Exactement comme on l'a vu dans les créneaux de liberté niché dans l'abattoir de Dans ma tête un rond-point (2015) de Hassen Ferhani. Et comme on le voit encore dans Atlal (2016) de Djamel Kerkar dans lequel une cité de la banlieue algéroise vécue par ses habitants comme un non-lieu de l'histoire de la « décennie noie » finit par abriter au milieu des braises d'un feu à la puissance immémoriale et inaugurale une communauté précaire de zonards rassemblés pour s'y chauffer et faire advenir « à la parole les expériences de la sensibilité. » (p. 171). Le recours décisif à la figure de Fernand Deligny, opposant dans son vocabulaire « le gamin » autiste à ce « bonhomme » qu'est le sujet (lacanien) du langage et de l'identification, permet encore de rappeler la « radicalité animale de l'image », gage « dans une indétermination originaire [de] la possibilité d'une subjectivité à naître » (pp. 175 et 180).

 

 

 

Dans ses « lignes d'erre » comme autant de « relevés arachnéens », l'enfant autiste expérimente dans sa « géographie zonarde » la quête de ses propres « opérations imageantes » considérées comme autant d'expression d'un « simple geste » (p. 182-184).

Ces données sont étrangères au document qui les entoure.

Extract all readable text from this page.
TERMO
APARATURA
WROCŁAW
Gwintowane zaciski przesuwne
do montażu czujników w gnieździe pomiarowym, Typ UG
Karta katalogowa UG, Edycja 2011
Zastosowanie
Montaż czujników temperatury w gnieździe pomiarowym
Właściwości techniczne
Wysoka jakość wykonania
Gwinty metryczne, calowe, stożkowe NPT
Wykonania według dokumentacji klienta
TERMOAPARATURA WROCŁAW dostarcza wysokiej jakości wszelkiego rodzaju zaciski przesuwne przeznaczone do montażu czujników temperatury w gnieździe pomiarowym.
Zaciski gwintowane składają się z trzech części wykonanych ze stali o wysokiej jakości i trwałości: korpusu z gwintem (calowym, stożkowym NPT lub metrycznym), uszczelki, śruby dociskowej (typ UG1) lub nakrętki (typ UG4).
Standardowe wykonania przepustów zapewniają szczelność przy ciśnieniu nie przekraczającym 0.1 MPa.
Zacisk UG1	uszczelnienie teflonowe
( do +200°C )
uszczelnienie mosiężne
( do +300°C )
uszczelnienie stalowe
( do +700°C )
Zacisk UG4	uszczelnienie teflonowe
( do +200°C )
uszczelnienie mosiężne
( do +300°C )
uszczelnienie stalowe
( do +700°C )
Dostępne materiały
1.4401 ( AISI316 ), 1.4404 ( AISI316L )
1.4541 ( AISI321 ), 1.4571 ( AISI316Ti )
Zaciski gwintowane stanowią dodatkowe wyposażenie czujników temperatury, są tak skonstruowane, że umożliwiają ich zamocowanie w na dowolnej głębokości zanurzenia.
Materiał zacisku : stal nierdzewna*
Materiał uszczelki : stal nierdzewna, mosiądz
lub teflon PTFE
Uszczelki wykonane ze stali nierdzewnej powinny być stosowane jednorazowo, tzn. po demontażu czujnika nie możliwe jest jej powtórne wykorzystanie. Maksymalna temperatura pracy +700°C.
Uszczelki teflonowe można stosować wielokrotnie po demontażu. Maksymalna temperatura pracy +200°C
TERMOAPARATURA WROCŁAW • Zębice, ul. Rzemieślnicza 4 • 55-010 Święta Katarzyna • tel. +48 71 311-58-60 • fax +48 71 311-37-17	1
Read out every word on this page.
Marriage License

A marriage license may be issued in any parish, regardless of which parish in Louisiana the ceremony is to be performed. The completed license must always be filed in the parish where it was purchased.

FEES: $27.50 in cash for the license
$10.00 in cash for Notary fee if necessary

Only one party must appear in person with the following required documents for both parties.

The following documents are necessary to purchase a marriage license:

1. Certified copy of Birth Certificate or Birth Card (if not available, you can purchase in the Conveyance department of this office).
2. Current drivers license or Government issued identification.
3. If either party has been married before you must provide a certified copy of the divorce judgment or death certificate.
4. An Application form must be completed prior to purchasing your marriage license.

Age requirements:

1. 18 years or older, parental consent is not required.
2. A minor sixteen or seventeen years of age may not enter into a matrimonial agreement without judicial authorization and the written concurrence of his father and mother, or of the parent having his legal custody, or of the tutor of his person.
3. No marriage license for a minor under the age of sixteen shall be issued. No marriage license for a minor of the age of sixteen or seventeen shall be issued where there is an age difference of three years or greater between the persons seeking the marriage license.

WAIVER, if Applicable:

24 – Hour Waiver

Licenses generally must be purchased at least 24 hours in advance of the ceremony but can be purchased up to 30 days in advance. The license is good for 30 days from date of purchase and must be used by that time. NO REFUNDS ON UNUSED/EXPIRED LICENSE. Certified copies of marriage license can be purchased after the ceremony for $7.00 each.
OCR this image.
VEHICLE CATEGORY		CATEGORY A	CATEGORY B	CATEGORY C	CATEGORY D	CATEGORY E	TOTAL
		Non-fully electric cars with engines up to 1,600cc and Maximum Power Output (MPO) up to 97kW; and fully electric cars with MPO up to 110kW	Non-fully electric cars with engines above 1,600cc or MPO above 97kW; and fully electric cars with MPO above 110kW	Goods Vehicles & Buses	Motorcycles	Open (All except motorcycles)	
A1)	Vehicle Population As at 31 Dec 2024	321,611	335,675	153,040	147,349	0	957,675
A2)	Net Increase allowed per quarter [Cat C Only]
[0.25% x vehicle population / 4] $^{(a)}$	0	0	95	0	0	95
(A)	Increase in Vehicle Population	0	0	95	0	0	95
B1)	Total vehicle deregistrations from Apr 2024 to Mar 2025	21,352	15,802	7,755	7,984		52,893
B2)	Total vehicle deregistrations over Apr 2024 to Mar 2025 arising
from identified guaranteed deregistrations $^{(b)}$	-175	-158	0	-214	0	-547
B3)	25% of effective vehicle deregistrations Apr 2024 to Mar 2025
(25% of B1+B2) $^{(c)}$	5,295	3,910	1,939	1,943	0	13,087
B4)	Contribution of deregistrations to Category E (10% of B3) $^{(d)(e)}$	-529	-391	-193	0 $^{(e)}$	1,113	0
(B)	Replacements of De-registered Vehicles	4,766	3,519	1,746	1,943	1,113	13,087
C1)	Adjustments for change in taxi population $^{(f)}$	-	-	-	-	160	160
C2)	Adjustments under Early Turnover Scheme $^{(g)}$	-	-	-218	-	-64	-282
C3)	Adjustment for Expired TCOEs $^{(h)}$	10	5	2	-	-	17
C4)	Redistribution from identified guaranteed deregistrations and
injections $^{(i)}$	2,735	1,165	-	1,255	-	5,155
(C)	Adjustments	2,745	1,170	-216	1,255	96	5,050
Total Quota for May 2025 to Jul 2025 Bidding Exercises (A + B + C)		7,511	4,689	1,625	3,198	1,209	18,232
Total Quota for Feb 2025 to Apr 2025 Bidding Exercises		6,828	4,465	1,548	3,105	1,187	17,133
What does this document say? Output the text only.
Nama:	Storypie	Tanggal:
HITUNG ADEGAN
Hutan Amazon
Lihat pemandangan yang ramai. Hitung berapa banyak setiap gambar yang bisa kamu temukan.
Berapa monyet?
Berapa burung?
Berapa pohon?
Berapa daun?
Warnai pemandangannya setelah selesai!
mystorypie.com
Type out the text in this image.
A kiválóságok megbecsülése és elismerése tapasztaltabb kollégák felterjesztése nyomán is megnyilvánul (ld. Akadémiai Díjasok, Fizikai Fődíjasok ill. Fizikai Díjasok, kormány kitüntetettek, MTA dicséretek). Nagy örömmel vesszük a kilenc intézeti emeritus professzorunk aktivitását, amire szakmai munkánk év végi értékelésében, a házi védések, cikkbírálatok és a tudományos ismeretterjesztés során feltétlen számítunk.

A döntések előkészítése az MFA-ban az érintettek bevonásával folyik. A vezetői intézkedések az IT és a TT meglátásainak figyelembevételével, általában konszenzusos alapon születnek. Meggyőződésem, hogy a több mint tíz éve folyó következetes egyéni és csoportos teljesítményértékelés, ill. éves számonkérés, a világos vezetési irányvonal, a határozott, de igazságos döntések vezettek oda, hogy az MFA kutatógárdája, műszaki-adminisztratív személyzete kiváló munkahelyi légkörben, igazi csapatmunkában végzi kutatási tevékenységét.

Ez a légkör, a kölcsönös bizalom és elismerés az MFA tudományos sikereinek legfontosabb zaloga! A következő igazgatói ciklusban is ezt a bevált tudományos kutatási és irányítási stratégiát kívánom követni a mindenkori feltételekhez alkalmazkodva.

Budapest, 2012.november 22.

A suivre Fernand Deligny bricolant le néologisme de « mécréer » afin de tourner le dos aux vieilles croyances au profit d'une radicale liberté qui est une puissance commune retrouvée, on saisira mieux alors « l'énergie saxifrage des images » du point de vue de ces zonards ou « mécréants » que sont entre autres les autistes. Et qui, à l'instar de la poétesse Babouillec Sp présente dans Dernières nouvelles du cosmos (2016) de Julie Bertuccelli, figurent « les détenteurs de notre propre énigme. » (p. 187).

 

 

 

D'une autre façon encore, ce sont les réflexions théoriques et critiques de Masao Adachi pour lesquelles il aura développé au mitan des années 1960-1970 une authentique théorie du paysage, du film A.K.A. Serial Killer (1969) au texte « Questions imaginaires au tueur en série. L'affaire Norio Nagayama » (1971). Ceci afin de témoigner qu'avant tout meurtre il y en a un premier, un crime invisible et indicible, moins impensable qu'impensé, et dont les violences « désubjectivantes [et] destituantes » sont enfouies dans le paysage de la modernité urbaine japonaise (p. 194-201).

 

 

 

C'est pourquoi Marie-José Mondzain peut ramasser tout son propos sur l'art en posant qu'il « est toujours zonard, traitant toujours de l'intraitable et faisant advenir dans le sensible la temporalité singulière d'une phantasia turbulente et joyeuse. » (p. 205).

 

 

 

 

Ce qui vient, la révolution

 

 

 

 

C'est ainsi qu'il faudra pour Marie-José Mondzain savoir conclure provisoirement : sur l'éloge moins réactif que dissensuelle de la radicalité, distinguée de tout extrémisme et dissociée de tout nihilisme. Parce que « la radicalité véritable est inséparable de la force irrésistible du rire et de la joie » et parce que « la radicalité n'est pas un programme [mais l']un des noms de notre affect politique et de notre accueil face à tout ce qui arrive et qui doit continuer de nous arriver. » (pp. 206 et 211). L'éloge de la radicalité se doublant enfin de celui de la révolution dont le temps propre est le présent dès lors que la lutte n'est jamais finale. Mais, comme le montrent les films de Tariq Teguia et Sylvain George, le tempo révolutionnaire de la lutte est chaque fois relancé, puisque « c'est à chaque instant que nous sommes tenus d'être les hôtes de l'étrange et de l'étranger pour faire advenir ce qu'on nous demande de ne plus attendre. » (p. 211).